Over the past three decades, we have seen an increase in awareness of and measures to address human trafficking. We have also seen increasing discussions of and legislation aimed at something called ‘sex trafficking’. These terms are often used interchangeably, particularly when discussing human beings trafficked for sexual exploitation.
This needs to stop. These two terms have different meanings, both linguistically and legally, and using ‘sex trafficking’ instead of ‘human trafficking’ is causing real-world harm to vulnerable populations. To understand why, we need to first look at what ‘sex trafficking’ means, and what the consequences of the proliferation of this term have been.
What is ‘sex trafficking’?
What do drug traffickers do?
This is not a trick question: drug traffickers are involved in the business of illegally buying, transporting and selling – in other words, ‘trafficking’ – pharmaceutical compounds.
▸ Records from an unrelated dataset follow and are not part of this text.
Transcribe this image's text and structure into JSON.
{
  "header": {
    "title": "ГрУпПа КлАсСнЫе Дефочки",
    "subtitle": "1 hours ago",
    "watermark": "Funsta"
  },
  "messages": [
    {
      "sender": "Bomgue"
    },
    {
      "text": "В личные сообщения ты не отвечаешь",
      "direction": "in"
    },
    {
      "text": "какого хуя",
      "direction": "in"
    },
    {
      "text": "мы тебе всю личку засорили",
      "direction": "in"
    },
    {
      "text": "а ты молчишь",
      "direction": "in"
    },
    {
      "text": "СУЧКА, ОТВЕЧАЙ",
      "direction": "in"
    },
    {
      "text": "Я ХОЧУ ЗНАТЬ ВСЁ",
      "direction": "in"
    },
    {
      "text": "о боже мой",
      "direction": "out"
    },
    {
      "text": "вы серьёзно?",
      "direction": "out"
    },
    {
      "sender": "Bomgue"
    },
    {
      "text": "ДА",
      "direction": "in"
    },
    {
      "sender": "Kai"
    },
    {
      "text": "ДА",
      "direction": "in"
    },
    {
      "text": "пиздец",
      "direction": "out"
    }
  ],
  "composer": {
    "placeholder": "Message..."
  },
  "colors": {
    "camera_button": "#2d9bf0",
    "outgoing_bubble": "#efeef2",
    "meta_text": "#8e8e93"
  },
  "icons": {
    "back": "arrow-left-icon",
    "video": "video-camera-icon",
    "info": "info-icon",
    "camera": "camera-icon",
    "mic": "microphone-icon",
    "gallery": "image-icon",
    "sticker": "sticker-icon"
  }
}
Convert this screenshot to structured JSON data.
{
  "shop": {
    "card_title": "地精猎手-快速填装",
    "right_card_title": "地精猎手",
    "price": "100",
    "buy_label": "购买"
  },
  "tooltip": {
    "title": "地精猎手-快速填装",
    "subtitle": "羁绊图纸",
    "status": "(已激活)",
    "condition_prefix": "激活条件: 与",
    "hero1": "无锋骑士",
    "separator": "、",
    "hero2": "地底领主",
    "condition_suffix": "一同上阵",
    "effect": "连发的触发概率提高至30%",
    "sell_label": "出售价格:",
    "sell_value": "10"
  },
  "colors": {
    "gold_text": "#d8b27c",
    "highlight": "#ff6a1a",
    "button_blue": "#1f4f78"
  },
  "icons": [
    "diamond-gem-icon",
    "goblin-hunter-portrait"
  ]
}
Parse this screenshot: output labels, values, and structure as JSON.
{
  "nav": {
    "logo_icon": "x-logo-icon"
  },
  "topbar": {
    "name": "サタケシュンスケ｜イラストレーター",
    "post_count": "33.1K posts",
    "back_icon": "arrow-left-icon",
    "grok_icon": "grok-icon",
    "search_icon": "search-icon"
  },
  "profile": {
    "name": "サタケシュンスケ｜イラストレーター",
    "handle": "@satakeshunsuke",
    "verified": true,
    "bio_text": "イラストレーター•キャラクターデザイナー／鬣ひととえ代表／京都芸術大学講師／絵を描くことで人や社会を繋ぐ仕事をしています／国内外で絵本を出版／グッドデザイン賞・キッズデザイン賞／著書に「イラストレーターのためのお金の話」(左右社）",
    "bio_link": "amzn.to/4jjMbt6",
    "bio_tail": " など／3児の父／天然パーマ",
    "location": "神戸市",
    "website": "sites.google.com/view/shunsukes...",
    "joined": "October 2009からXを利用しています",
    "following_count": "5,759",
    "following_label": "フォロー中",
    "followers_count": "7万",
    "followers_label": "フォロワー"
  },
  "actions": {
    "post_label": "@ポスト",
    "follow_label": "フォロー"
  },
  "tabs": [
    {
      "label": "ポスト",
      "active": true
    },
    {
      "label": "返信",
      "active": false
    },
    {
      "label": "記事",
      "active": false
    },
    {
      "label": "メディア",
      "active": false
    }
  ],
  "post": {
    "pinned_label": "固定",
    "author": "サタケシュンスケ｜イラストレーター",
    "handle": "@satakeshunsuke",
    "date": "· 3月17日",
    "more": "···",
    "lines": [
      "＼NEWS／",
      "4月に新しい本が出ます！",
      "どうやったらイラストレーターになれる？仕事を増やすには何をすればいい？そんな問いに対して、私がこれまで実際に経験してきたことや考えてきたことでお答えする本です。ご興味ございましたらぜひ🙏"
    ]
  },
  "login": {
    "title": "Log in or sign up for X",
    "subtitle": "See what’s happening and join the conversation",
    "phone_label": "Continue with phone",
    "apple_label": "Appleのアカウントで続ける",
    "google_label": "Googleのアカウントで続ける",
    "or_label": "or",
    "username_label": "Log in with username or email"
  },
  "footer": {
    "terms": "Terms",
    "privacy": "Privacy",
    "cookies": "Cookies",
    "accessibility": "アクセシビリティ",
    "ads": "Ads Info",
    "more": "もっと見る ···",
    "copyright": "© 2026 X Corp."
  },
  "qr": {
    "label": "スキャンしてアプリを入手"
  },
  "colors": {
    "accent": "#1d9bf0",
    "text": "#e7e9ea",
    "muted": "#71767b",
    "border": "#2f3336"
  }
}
Similarly, human traffickers are, according to UN protocol on trafficking, involved in the buying, transporting and selling of human beings, through the use of force or coercion.
So then, what do sex traffickers do?
Following the pattern above, they should be in the business of illegally buying, transporting and selling sex acts. That is not, however, how many people, including many journalists, activists and researchers, would answer the question. Instead, they would suggest that sex traffickers are in the business of buying and selling people for the purpose of forcing or coercing them into sexual labour – the ‘modern day slavery’ we hear about on the news.